2019 spelled out in pills The pharmacy benefits landscape will continue to evolve and impact the future, and several unique perspectives will emerge in the next 18-24 months. (Image: Shutterstock)

Most who have been in the pharmacy benefits business for any length of time have learned that change, both real and perceived, is a constant. Perceived change is driven by marketing lingo and product positioning by organizations claiming new-to-market or revolutionary solutions, when in fact, the real measurable solution is still in the proof-of-concept phase.

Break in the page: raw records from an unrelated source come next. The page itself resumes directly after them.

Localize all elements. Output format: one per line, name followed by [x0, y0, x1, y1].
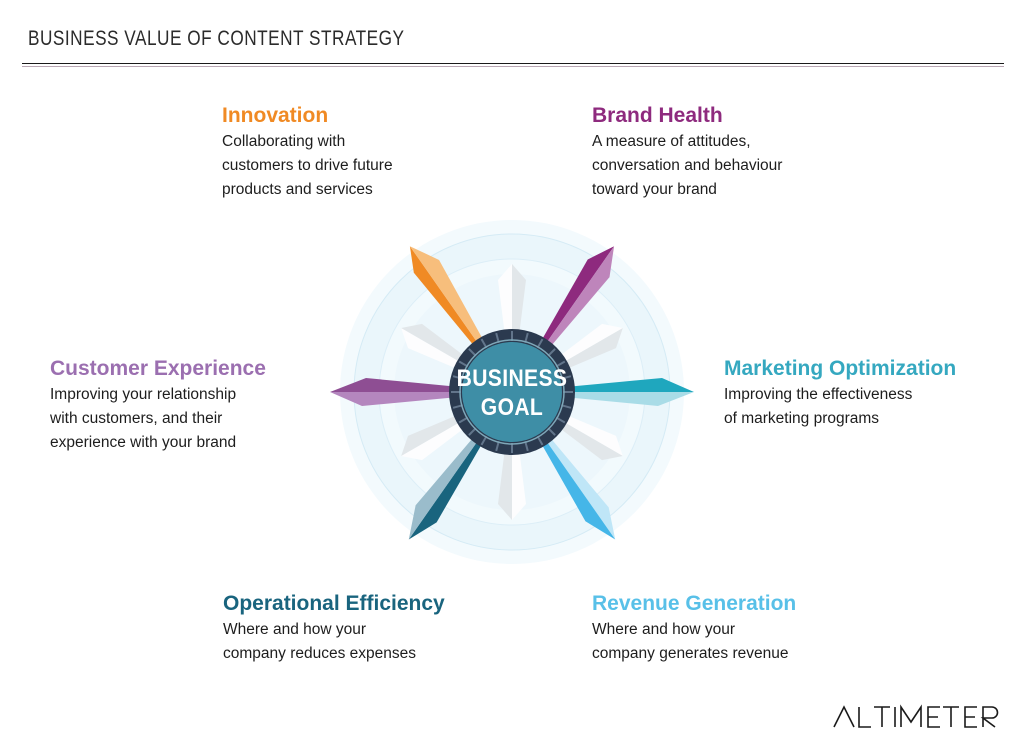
callout-innovation-line-3: products and services [222, 178, 393, 202]
callout-operational-efficiency-line-2: company reduces expenses [223, 642, 445, 666]
callout-operational-efficiency-description: Where and how your company reduces expen… [223, 618, 445, 666]
callout-customer-experience-title: Customer Experience [50, 357, 266, 381]
callout-revenue-generation-title: Revenue Generation [592, 592, 796, 616]
callout-revenue-generation-line-2: company generates revenue [592, 642, 796, 666]
callout-marketing-optimization-title: Marketing Optimization [724, 357, 956, 381]
compass-rose-diagram: BUSINESS GOAL [322, 202, 702, 582]
callout-operational-efficiency-title: Operational Efficiency [223, 592, 445, 616]
callout-innovation-line-1: Collaborating with [222, 130, 393, 154]
callout-revenue-generation-line-1: Where and how your [592, 618, 796, 642]
callout-brand-health-line-1: A measure of attitudes, [592, 130, 782, 154]
callout-innovation-description: Collaborating with customers to drive fu… [222, 130, 393, 202]
callout-customer-experience-line-1: Improving your relationship [50, 383, 266, 407]
callout-marketing-optimization: Marketing Optimization Improving the eff… [724, 357, 956, 431]
callout-brand-health-description: A measure of attitudes, conversation and… [592, 130, 782, 202]
callout-marketing-optimization-line-2: of marketing programs [724, 407, 956, 431]
callout-innovation: Innovation Collaborating with customers … [222, 104, 393, 202]
compass-hub-label-line-2: GOAL [481, 394, 543, 421]
compass-hub-label-line-1: BUSINESS [457, 365, 568, 392]
altimeter-logo: ALTIMETER [832, 703, 1002, 733]
header-divider-accent [22, 66, 1004, 67]
callout-revenue-generation: Revenue Generation Where and how your co… [592, 592, 796, 666]
callout-operational-efficiency-line-1: Where and how your [223, 618, 445, 642]
callout-innovation-line-2: customers to drive future [222, 154, 393, 178]
slide-header: BUSINESS VALUE OF CONTENT STRATEGY [0, 0, 1024, 70]
page-title: BUSINESS VALUE OF CONTENT STRATEGY [28, 27, 405, 51]
callout-customer-experience-description: Improving your relationship with custome… [50, 383, 266, 455]
callout-brand-health: Brand Health A measure of attitudes, con… [592, 104, 782, 202]
header-divider [22, 63, 1004, 64]
compass-hub-face [462, 342, 562, 442]
callout-innovation-title: Innovation [222, 104, 393, 128]
altimeter-wordmark-icon [832, 703, 1002, 733]
callout-brand-health-line-2: conversation and behaviour [592, 154, 782, 178]
callout-customer-experience-line-2: with customers, and their [50, 407, 266, 431]
callout-marketing-optimization-description: Improving the effectiveness of marketing… [724, 383, 956, 431]
callout-brand-health-line-3: toward your brand [592, 178, 782, 202]
callout-customer-experience: Customer Experience Improving your relat… [50, 357, 266, 455]
callout-marketing-optimization-line-1: Improving the effectiveness [724, 383, 956, 407]
callout-customer-experience-line-3: experience with your brand [50, 431, 266, 455]
callout-operational-efficiency: Operational Efficiency Where and how you… [223, 592, 445, 666]
callout-revenue-generation-description: Where and how your company generates rev… [592, 618, 796, 666]
callout-brand-health-title: Brand Health [592, 104, 782, 128]
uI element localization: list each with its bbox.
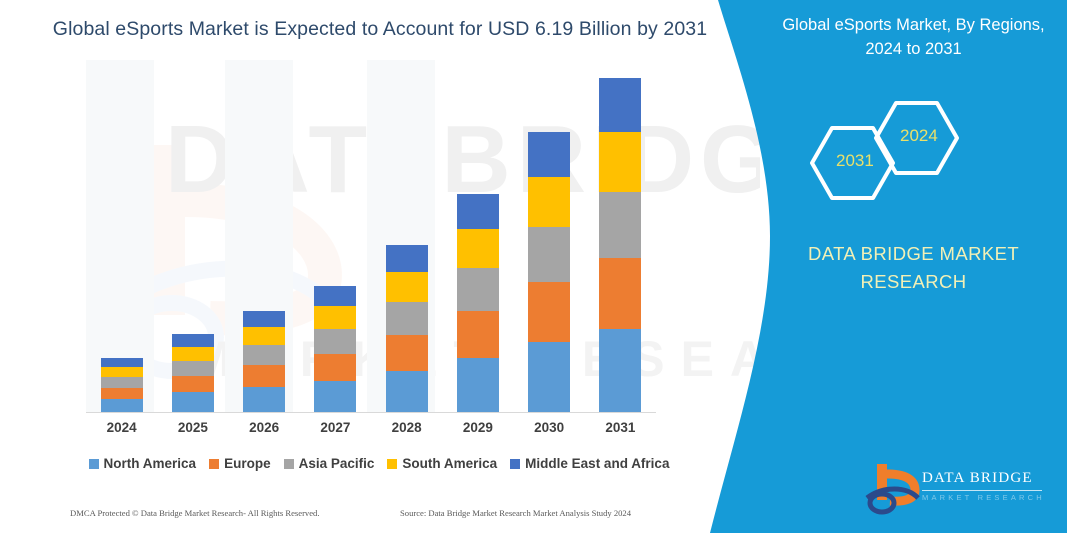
- bar-column-2026: [229, 60, 300, 412]
- stacked-bar: [386, 245, 428, 412]
- bar-segment: [528, 177, 570, 227]
- bar-column-2028: [371, 60, 442, 412]
- bar-segment: [172, 376, 214, 392]
- x-tick-2030: 2030: [514, 420, 585, 435]
- bar-segment: [599, 132, 641, 192]
- legend-item[interactable]: Middle East and Africa: [510, 456, 669, 471]
- bar-segment: [243, 365, 285, 387]
- brand-panel-title: Global eSports Market, By Regions, 2024 …: [760, 14, 1067, 62]
- x-axis-line: [86, 412, 656, 413]
- bar-series-group: [86, 60, 656, 412]
- chart-panel: DATABRIDGE MARKET RESEARCH Global eSport…: [0, 0, 760, 533]
- stacked-bar: [101, 358, 143, 412]
- x-tick-2028: 2028: [371, 420, 442, 435]
- bar-segment: [101, 367, 143, 377]
- legend-label: South America: [402, 456, 497, 471]
- x-tick-2024: 2024: [86, 420, 157, 435]
- x-axis-tick-labels: 20242025202620272028202920302031: [86, 420, 656, 435]
- brand-logo-subtitle: MARKET RESEARCH: [922, 493, 1045, 502]
- bar-segment: [386, 371, 428, 412]
- stacked-bar: [172, 334, 214, 412]
- brand-logo-divider: [922, 490, 1042, 491]
- bar-segment: [599, 192, 641, 258]
- hexagon-2024-label: 2024: [900, 126, 938, 146]
- bar-segment: [172, 347, 214, 361]
- legend-swatch-icon: [387, 459, 397, 469]
- bar-segment: [314, 354, 356, 381]
- brand-name: DATA BRIDGE MARKET RESEARCH: [760, 240, 1067, 296]
- stacked-bar: [528, 132, 570, 412]
- x-tick-2026: 2026: [229, 420, 300, 435]
- x-tick-2025: 2025: [157, 420, 228, 435]
- legend-label: Europe: [224, 456, 271, 471]
- bar-segment: [457, 268, 499, 311]
- legend-label: Middle East and Africa: [525, 456, 669, 471]
- legend-item[interactable]: Asia Pacific: [284, 456, 375, 471]
- bar-segment: [528, 227, 570, 282]
- bar-column-2025: [157, 60, 228, 412]
- bar-segment: [314, 286, 356, 307]
- legend-label: Asia Pacific: [299, 456, 375, 471]
- bar-column-2024: [86, 60, 157, 412]
- bar-segment: [528, 282, 570, 342]
- bar-segment: [243, 311, 285, 327]
- bar-segment: [243, 327, 285, 345]
- legend-item[interactable]: South America: [387, 456, 497, 471]
- bar-segment: [101, 377, 143, 388]
- brand-logo-title: DATA BRIDGE: [922, 470, 1033, 487]
- footer-source: Source: Data Bridge Market Research Mark…: [400, 508, 631, 518]
- legend-swatch-icon: [284, 459, 294, 469]
- bar-segment: [314, 329, 356, 354]
- bar-segment: [457, 194, 499, 229]
- bar-segment: [243, 345, 285, 365]
- legend-swatch-icon: [209, 459, 219, 469]
- bar-segment: [243, 387, 285, 412]
- bar-segment: [386, 245, 428, 272]
- stacked-bar: [314, 286, 356, 412]
- x-tick-2031: 2031: [585, 420, 656, 435]
- chart-legend: North AmericaEuropeAsia PacificSouth Ame…: [86, 456, 672, 471]
- bar-segment: [101, 399, 143, 412]
- legend-label: North America: [104, 456, 197, 471]
- brand-panel-content: Global eSports Market, By Regions, 2024 …: [760, 0, 1067, 533]
- bar-segment: [386, 302, 428, 335]
- bar-segment: [172, 361, 214, 376]
- bar-column-2031: [585, 60, 656, 412]
- bar-segment: [314, 381, 356, 412]
- x-tick-2027: 2027: [300, 420, 371, 435]
- legend-swatch-icon: [510, 459, 520, 469]
- bar-segment: [599, 78, 641, 132]
- bar-segment: [386, 335, 428, 371]
- legend-swatch-icon: [89, 459, 99, 469]
- bar-segment: [457, 311, 499, 358]
- hexagon-2031-label: 2031: [836, 151, 874, 171]
- bar-segment: [172, 334, 214, 347]
- bar-segment: [101, 388, 143, 400]
- bar-column-2027: [300, 60, 371, 412]
- bar-segment: [457, 229, 499, 268]
- hexagon-group: 2024 2031: [804, 88, 1034, 213]
- bar-segment: [172, 392, 214, 412]
- stacked-bar: [243, 311, 285, 412]
- bar-segment: [386, 272, 428, 302]
- bar-segment: [457, 358, 499, 412]
- bar-column-2029: [442, 60, 513, 412]
- bar-segment: [101, 358, 143, 367]
- bar-column-2030: [514, 60, 585, 412]
- stacked-bar: [599, 78, 641, 412]
- page-title: Global eSports Market is Expected to Acc…: [0, 18, 760, 41]
- data-bridge-logo-icon: [865, 460, 920, 516]
- stacked-bar: [457, 194, 499, 412]
- legend-item[interactable]: North America: [89, 456, 197, 471]
- bar-segment: [599, 329, 641, 412]
- legend-item[interactable]: Europe: [209, 456, 271, 471]
- footer-copyright: DMCA Protected © Data Bridge Market Rese…: [70, 508, 320, 518]
- bar-segment: [528, 132, 570, 177]
- x-tick-2029: 2029: [442, 420, 513, 435]
- bar-segment: [314, 306, 356, 329]
- brand-logo: DATA BRIDGE MARKET RESEARCH: [865, 460, 1055, 518]
- bar-segment: [599, 258, 641, 329]
- bar-segment: [528, 342, 570, 412]
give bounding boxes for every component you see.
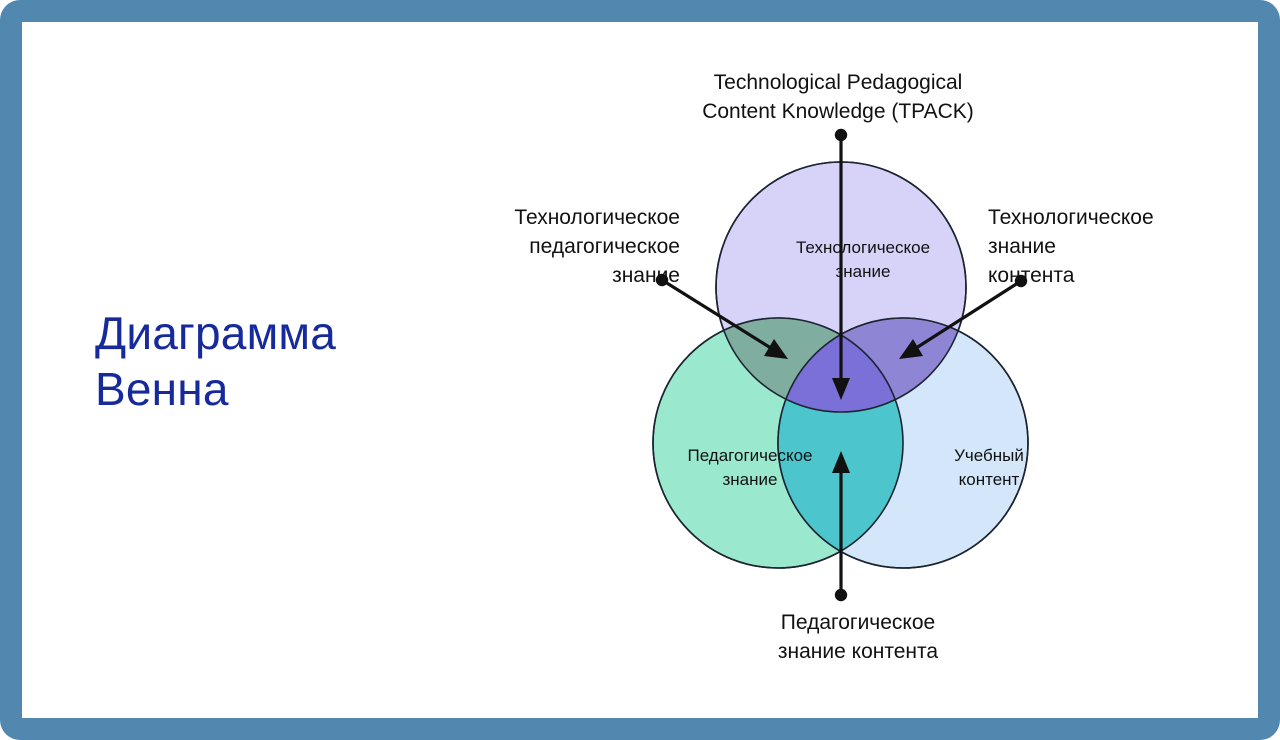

Why does this matter? Right now, our industry is undergoing major restructuring that is purported to bring about great change, more control for plan sponsors, better control over the total health care spend, and increased visibility into medical and pharmacy costs. We will examine several market dynamics which are converging to mold the future of health care.

Vertical integration

Moving forward, PBM's historical value proposition will be overshadowed by the promise of managing total cost of care. Additionally, three of the top four specialty pharmacies that in total have roughly 75 percent market share will now be under common ownership with a health plan. It is expected that health plans will begin to more effectively leverage the specialty pharmacies distribution, aggressive management strategies, and rebating capabilities under the medical benefit as they seek to tackle total cost of care.

Prescriber engagement

Along with vertical integration will be a transformation in the way PBMs and health plans work with prescribers. Currently, too much of the drug benefit management happens after a patient walks out of the physician's office. Putting point-of-sales claim adjudication information at the fingertips of the physician at the point of prescribing will be a game changer, minimizing member disruption and creating an environment for more effective management of the drug benefit.